In his response, Adrian Ghenie emphasized: “It is a great honour and privilege for me to be in the Hermitage. It was an enormous pleasure to work on this exhibition from beginning to end.”



Adrian Ghenie is a young Romanian-born artist, who in recent years has become without exaggeration one of the most successful young artists in Europe. In the 2010s, his career rapidly took off and he turned from a regular member of the Romanian art scene into a figure constantly in the view of the worldwide museum community. A participant in the Venice Biennale in 2015, Ghenie has also had personal exhibitions in major galleries around the globe. His works can be found in such leading museums as the Tate Modern in London, the Pompidou Centre in Paris and the Metropolitan Museum in New York.

The uniqueness of Ghenie’s story lies in his connection from the first with the Hermitage. At an early age, the young Adrian was given an album of Dutch paintings produced by the Iskusstvo publishing house and it became his chief source of inspiration for a long time. Over many years the future artist copied step by step the reproductions of the masterpieces in the Saint Petersburg museum, eventually arriving at his own artistic style.


People have described Ghenie’s manner of painting as hybrid, dynamic and cinematographic. He often draws upon traditional painting and produces replicas of classic pictures. After a visit to the Hermitage in 2017. he conceived a series of works, the basis for which might be paintings from the museum’s collection.
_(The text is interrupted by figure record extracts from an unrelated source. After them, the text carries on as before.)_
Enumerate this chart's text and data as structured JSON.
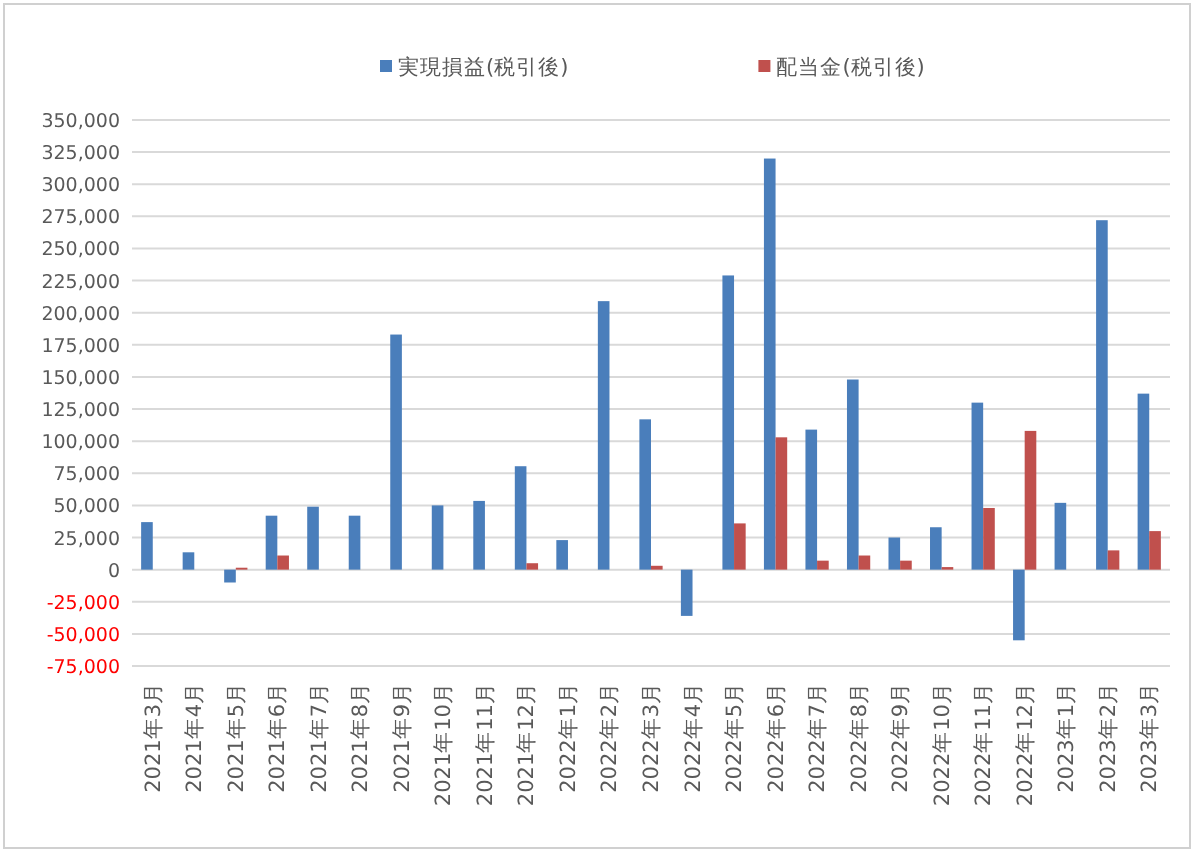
{
  "chart_data": {
    "type": "bar",
    "categories": [
      "2021年3月",
      "2021年4月",
      "2021年5月",
      "2021年6月",
      "2021年7月",
      "2021年8月",
      "2021年9月",
      "2021年10月",
      "2021年11月",
      "2021年12月",
      "2022年1月",
      "2022年2月",
      "2022年3月",
      "2022年4月",
      "2022年5月",
      "2022年6月",
      "2022年7月",
      "2022年8月",
      "2022年9月",
      "2022年10月",
      "2022年11月",
      "2022年12月",
      "2023年1月",
      "2023年2月",
      "2023年3月"
    ],
    "series": [
      {
        "name": "実現損益(税引後)",
        "color": "#4a7ebb",
        "values": [
          37000,
          13500,
          -10000,
          42000,
          49000,
          42000,
          183000,
          50000,
          53500,
          80500,
          23000,
          209000,
          117000,
          -36000,
          229000,
          320000,
          109000,
          148000,
          25000,
          33000,
          130000,
          -55000,
          52000,
          272000,
          137000
        ]
      },
      {
        "name": "配当金(税引後)",
        "color": "#c0504d",
        "values": [
          null,
          null,
          1500,
          11000,
          null,
          null,
          null,
          null,
          null,
          5000,
          null,
          null,
          3000,
          null,
          36000,
          103000,
          7000,
          11000,
          7000,
          2000,
          48000,
          108000,
          null,
          15000,
          30000
        ]
      }
    ],
    "ylim": [
      -75000,
      350000
    ],
    "yticks": [
      {
        "value": -75000,
        "label": "-75,000"
      },
      {
        "value": -50000,
        "label": "-50,000"
      },
      {
        "value": -25000,
        "label": "-25,000"
      },
      0,
      {
        "value": 25000,
        "label": "25,000"
      },
      {
        "value": 50000,
        "label": "50,000"
      },
      {
        "value": 75000,
        "label": "75,000"
      },
      {
        "value": 100000,
        "label": "100,000"
      },
      {
        "value": 125000,
        "label": "125,000"
      },
      {
        "value": 150000,
        "label": "150,000"
      },
      {
        "value": 175000,
        "label": "175,000"
      },
      {
        "value": 200000,
        "label": "200,000"
      },
      {
        "value": 225000,
        "label": "225,000"
      },
      {
        "value": 250000,
        "label": "250,000"
      },
      {
        "value": 275000,
        "label": "275,000"
      },
      {
        "value": 300000,
        "label": "300,000"
      },
      {
        "value": 325000,
        "label": "325,000"
      },
      {
        "value": 350000,
        "label": "350,000"
      }
    ],
    "grid": "y",
    "legend": "top"
  }
}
The dozen works created specially for this project are currently on display in the artist’s personal exhibition in the General Staff building, at the conclusion of which one of them will remain permanently in the Hermitage.


The choice of the painting “Hunter” as a gift to the museum is no coincidence. The work is a direct allusion to the Hermitage’s painting by Jan Wildens “Hunter with Dogs in a Landscape” in which the restrained basic palette derived from the works of Low Countries artists is disrupted by Ghenie’s characteristic explosions of colour.


A scholarly illustrated catalogue has been produced for the exhibition in Russian and English with a foreword by Mikhail Piotrovsky, General Director of the State Hermitage (Galerie Thaddaeus Ropac, 2020). The texts are by Dmitry Ozerkov, head of the State Hermitage’s Department of Contemporary Art, and Anastasia Veyalko, a member of the same department.